Smith told a news conference that the three had been firing on a U.S. helicopter when the aircraft returned fire.

He also confirmed that some Sons of Iraq forces were among six Iraqis killed in a predawn gun battle Thursday in a northern Iraqi village.

In that case too, Smith said, Americans opened fire after being shot at.

"What's unknown to us is precisely what they thought they were shooting at," he said of the Sons of Iraq forces.

Smith said he did not believe that entire groups of the pro-U.S. forces had been taken over by insurgents but said some units clearly had infiltrators.

"There may in fact be Al Qaeda amongst" some units, Smith said, adding that investigations were ongoing to determine the backgrounds of the guards who had died.

The incidents have highlighted one of the potential problems with the grass-roots security program, which has grown to include about 80,000 Iraqi men and women nationwide. The corps is credited with bringing down violence in much of the country, but its members are not in uniform and often patrol in volatile areas plagued with insurgents.

Smith said the guards have reflective vests they are supposed to wear and that each unit is assigned a specific area to patrol. If they wear their uniforms and remain in their areas of operation, the chances of them being mistaken for insurgents are greatly reduced, he said.

Some SOI leaders, though, have accused the Americans of intentionally targeting them or of not being careful enough to avoid accidental killings.

Also today, a woman with explosives hidden beneath her traditional abaya blew herself up in Baghdad's Karada neighborhood.

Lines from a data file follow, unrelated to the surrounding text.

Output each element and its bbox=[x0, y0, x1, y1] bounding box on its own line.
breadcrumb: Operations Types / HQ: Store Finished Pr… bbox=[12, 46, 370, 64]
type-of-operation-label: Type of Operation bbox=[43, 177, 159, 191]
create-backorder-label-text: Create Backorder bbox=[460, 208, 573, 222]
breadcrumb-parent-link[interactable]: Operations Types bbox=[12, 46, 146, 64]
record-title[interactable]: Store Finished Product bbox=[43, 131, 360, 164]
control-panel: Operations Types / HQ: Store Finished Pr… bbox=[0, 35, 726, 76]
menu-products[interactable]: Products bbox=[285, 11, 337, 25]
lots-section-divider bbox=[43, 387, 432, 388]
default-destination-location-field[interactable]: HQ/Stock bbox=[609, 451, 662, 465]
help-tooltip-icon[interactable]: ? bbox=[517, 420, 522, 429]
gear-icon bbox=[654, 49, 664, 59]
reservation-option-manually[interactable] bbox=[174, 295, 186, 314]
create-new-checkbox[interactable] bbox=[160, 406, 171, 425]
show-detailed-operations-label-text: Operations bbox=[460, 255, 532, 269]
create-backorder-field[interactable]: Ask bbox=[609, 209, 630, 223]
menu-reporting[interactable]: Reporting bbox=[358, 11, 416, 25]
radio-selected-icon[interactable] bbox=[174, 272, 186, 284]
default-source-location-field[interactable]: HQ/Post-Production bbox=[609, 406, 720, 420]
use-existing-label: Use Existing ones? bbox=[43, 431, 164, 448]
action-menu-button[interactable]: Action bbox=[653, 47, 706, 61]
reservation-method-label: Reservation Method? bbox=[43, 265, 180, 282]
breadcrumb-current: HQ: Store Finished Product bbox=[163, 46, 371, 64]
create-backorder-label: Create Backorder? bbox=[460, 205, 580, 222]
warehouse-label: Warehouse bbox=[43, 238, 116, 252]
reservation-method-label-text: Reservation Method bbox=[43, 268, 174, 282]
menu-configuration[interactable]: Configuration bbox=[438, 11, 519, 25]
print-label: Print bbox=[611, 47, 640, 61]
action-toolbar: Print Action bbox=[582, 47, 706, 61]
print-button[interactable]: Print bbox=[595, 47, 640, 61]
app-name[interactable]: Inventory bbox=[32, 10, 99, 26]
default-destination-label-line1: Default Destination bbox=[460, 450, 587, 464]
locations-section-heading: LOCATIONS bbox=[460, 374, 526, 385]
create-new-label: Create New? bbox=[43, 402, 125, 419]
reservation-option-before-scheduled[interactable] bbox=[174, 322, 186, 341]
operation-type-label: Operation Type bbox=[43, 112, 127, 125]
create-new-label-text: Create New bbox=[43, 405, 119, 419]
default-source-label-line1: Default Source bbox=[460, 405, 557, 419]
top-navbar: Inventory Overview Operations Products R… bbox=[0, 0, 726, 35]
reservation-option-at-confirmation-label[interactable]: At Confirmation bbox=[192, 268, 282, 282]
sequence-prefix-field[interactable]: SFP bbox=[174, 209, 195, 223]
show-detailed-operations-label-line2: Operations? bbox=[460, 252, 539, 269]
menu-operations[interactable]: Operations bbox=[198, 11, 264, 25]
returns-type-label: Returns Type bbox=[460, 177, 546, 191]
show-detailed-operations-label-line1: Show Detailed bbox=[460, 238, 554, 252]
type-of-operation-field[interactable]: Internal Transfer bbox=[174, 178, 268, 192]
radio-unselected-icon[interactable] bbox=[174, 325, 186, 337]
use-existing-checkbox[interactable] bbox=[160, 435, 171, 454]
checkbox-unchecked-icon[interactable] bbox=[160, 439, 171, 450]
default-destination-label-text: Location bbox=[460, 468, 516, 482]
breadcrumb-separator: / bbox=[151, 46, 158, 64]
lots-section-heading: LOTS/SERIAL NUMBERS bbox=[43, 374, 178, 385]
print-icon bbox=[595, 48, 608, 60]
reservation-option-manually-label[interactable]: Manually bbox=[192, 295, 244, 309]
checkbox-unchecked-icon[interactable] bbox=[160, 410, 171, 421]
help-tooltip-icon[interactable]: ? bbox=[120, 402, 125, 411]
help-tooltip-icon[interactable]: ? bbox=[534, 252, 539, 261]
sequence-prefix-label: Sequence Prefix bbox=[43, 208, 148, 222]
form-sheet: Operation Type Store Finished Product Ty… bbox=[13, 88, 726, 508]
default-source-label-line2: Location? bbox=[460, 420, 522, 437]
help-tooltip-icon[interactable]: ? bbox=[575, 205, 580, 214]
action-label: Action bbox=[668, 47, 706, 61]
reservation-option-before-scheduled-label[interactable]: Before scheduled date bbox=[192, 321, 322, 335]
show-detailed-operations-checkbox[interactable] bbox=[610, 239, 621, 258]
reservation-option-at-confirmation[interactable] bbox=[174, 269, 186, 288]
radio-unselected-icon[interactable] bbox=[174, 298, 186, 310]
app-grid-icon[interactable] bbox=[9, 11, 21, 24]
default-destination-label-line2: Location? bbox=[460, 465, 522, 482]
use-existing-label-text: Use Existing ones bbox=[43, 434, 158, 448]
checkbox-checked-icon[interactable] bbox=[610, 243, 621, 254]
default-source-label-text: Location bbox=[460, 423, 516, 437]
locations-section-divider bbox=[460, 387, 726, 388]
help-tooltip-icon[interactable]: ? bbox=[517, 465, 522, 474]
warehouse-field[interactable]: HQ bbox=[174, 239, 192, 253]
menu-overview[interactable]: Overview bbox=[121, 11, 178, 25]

Iraqi police said at least three people were killed, but the U.S. military quoted Iraqi army officials as saying only the woman died.

According to a military statement, Iraqi soldiers noticed that the woman, who looked like a beggar, appeared out of place in the upscale neighborhood. When soldiers told her to stop and raise her hands, they noticed that she was grasping wires in one hand.

According to the statement, the troops opened fire, and the woman staggered backward into a shop, where the detonation occurred.